When a Kamehameha Schools admissions worker called Santos on July 8, Santos explained that the claim of her son's being part-Hawaiian was based on her hanai father's racial lineage, Grant said.

Brayden Mohica-Cummings, 13, his mother, Kalena Santos, and attorney Eric Grant hope to prevail over Kamehameha policy. Santos says her hanai father had Hawaiian blood so her son is of Hawaiian lineage.

Gregory Yamamoto • The Honolulu Advertiser

He said Santos was not deliberately trying to mislead the school into believing that her son is part-Hawaiian, but was doing her best to supply information that the admissions form was seeking.

But Schulmeister said the school gave Santos until Aug. 8 to substantiate that the boy is part-Hawaiian and then granted an additional extension. He said he received a phone call from Grant on Aug. 11 telling him he was representing the boy and his mother in a discrimination lawsuit against the school.

Grant said the Hawaiian ancestry issue is not relevant because the admissions policy favoring Hawaiians is discriminatory. But Schulmeister said the school has never tried to hide the fact it has a stated "preference" for admitting children who are at least part-Hawaiian.

Ezra took issue with the stated admissions policy, asking Schulmeister specifically what the school meant by giving preference to Hawaiians. The judge asked: "How are Native Hawaiians, Caucasian Americans, Japanese Americans and Korean Americans to know what that means?"

Ezra said that as a federal judge who has handled Hawaiian rights cases, and as a law school professor at the University of Hawai'i and a student of Hawaiian law, he has some feel as to what the term "hanai" means. "Native Hawaiians believe a hanai child to be truly their own," Ezra said.

While there can be unique cultural circumstances in Hawai'i, "it does not mean that the Constitution does not apply," Ezra said.

He referred to a ruling of his that had to do with the state's allowing only Hawaiians to vote for candidates running for the Office of Hawaiian Affairs. Ezra ruled in favor of Hawaiians-only involvement in the elections, only to have the U.S. Supreme Court overturn his decision.

He said he still believes that his ruling on the OHA issue was correct but will abide by the Supreme Court decision unless it is revisited and overturned some day.

Whether Kamehameha Schools is justified in turning away otherwise qualified applicants on the basis of race — even when Hawai'i's unique circumstances come into play — is the key question that must be resolved, Ezra said.

He likened the situation to a group coming to Hawai'i and deciding to open a school just for Caucasians after concluding Caucasians are a minority when considering all other racial groups.

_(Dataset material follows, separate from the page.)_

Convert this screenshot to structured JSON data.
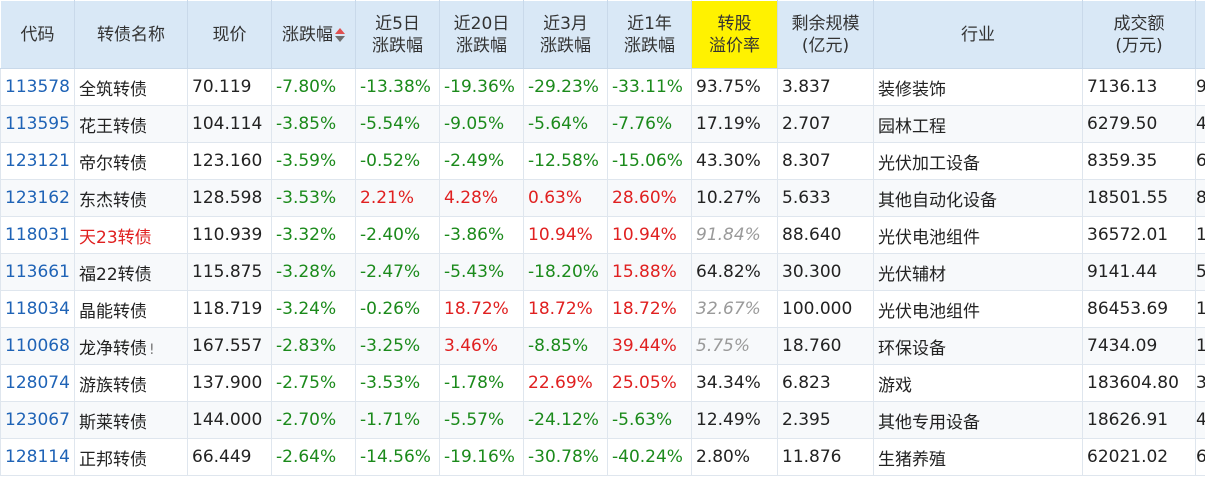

"The result would be volatile and justifiably so," Ezra said. "Kamehameha Schools is doing the same thing by excluding everyone but Hawaiians. But it may be the case that ... the uniqueness of Hawai'i makes this permissible."

If Ezra grants a request for the temporary restraining order and preliminary injunction sought by Grant, Mohica-Cummings would be allowed to attend Kamehameha Schools until the federal court decides whether the school's admission policy is discriminatory.